Question

Let R be a relation on the set N of natural numbers defined by $nRm \Leftrightarrow {\text{n}}$ is a factor of m(i.e. n|m).Then R is-
A. Reflexive and symmetric
B. Transitive and symmetric
C. Equivalence
D. Reflexive, transitive but not symmetric

Answer 1

Hint: Any relation can be classified as reflexive, symmetric and transitive. If aRa exists in the relation, then it is said to be reflexive. If aRb and bRa both exist in the relation, then it is said to be symmetric. If aRb and bRc exist implies that aRc also exists, the relation is transitive.

Complete step-by-step answer:
For the relation to be reflexive, nRn should be satisfied, that is n is a factor of n. We know that every number is a factor of itself. Hence, nRn is satisfied. The relation R is reflexive.

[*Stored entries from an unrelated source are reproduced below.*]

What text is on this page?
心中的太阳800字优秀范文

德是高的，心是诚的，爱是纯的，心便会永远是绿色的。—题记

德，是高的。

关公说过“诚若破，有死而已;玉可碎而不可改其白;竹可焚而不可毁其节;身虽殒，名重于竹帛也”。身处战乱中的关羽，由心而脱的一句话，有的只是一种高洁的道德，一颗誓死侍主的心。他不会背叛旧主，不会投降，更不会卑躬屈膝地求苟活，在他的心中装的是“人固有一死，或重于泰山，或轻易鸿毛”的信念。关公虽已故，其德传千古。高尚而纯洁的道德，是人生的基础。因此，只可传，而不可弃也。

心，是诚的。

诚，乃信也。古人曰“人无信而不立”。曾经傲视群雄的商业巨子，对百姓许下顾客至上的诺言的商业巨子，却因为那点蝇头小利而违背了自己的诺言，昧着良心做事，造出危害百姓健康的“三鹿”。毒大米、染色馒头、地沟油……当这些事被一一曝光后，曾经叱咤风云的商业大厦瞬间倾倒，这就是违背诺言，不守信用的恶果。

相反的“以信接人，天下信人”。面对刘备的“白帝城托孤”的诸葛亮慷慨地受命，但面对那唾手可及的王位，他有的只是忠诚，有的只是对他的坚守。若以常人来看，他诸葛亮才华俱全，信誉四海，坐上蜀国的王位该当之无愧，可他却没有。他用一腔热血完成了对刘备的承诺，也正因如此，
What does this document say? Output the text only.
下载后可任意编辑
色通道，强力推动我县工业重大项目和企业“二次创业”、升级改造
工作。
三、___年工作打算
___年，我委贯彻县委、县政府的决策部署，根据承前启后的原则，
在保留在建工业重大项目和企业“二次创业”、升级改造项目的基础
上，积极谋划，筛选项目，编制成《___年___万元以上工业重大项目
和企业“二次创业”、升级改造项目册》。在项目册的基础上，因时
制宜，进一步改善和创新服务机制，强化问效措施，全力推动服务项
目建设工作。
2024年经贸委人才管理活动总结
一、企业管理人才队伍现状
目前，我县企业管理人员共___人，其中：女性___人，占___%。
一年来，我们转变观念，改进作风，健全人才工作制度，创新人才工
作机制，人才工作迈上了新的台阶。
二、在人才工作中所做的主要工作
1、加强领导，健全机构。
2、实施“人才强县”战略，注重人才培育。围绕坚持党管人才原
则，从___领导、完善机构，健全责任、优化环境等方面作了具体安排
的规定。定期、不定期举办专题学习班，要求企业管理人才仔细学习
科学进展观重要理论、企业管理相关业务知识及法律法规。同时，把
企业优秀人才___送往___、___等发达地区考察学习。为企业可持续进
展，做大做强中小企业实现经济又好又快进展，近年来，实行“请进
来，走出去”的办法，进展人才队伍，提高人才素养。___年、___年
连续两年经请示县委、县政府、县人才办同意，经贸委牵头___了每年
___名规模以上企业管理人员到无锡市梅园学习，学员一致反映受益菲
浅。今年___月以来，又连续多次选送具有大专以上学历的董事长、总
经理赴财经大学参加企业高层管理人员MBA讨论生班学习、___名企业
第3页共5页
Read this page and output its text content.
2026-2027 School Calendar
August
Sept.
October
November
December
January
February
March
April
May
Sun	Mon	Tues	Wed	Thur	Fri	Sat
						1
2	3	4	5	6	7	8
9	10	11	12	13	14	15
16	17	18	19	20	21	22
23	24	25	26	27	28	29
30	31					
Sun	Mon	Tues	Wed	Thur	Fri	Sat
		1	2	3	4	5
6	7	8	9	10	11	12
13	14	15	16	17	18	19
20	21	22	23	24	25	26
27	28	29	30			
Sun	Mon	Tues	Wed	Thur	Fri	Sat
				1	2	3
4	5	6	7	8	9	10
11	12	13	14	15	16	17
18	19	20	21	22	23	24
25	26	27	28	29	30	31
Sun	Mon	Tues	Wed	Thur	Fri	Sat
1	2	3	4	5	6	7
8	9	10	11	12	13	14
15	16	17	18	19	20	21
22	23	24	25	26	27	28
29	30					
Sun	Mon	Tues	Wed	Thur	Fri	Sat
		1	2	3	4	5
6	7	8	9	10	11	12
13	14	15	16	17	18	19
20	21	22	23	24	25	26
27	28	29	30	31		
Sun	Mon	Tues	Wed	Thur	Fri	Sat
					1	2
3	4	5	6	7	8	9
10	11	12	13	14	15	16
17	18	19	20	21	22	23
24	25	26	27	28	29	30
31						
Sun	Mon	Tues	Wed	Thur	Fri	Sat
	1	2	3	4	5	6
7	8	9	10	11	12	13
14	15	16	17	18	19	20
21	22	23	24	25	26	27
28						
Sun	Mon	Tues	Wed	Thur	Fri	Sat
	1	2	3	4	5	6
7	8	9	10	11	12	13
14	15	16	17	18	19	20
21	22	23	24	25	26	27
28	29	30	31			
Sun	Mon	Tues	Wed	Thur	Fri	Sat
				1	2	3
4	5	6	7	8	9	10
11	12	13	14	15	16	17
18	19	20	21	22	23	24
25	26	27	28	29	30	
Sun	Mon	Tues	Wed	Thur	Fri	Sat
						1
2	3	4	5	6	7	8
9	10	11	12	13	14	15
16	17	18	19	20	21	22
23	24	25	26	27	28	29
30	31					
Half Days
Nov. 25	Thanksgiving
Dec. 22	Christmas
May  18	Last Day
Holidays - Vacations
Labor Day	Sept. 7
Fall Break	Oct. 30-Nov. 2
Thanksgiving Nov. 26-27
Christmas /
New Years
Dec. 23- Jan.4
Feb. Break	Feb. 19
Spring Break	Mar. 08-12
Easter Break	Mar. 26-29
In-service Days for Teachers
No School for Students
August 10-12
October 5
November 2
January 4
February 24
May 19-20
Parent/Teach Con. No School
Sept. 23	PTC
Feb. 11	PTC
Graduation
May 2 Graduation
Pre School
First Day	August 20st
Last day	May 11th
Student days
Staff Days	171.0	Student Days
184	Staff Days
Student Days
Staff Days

For the relation to be symmetric, if nRm is satisfied then mRn should also be satisfied. That is if n is a factor of m then m is also a factor of n. We can use an example to check this-
(2, 6) implies that 2 is a factor of 6, which is true. But 6 is not a factor of 2, this means that the given relation is not symmetric.

For a relation to be transitive, if nRm and mRk are satisfied then nRk is also satisfied. For example,
(2, 6) => 2 is a factor of 6 which is true.
(6, 12) => 6 is a factor of 12 which is true.
Now we will check the condition for (2, 12). We know clearly that 2 is a factor of 12. Hence, the condition for transitivity is satisfied. The given relation is transitive.

The relation R is reflexive and transitive. The correct option is D.

Note: It is important to check carefully for each condition. It is also recommended to check and verify each condition using a suitable example. Even if one case is false, the condition is not verified. Also if it is not possible to prove that relation is symmetric, reflexive or transitive, then use a suitable example to show that it is not.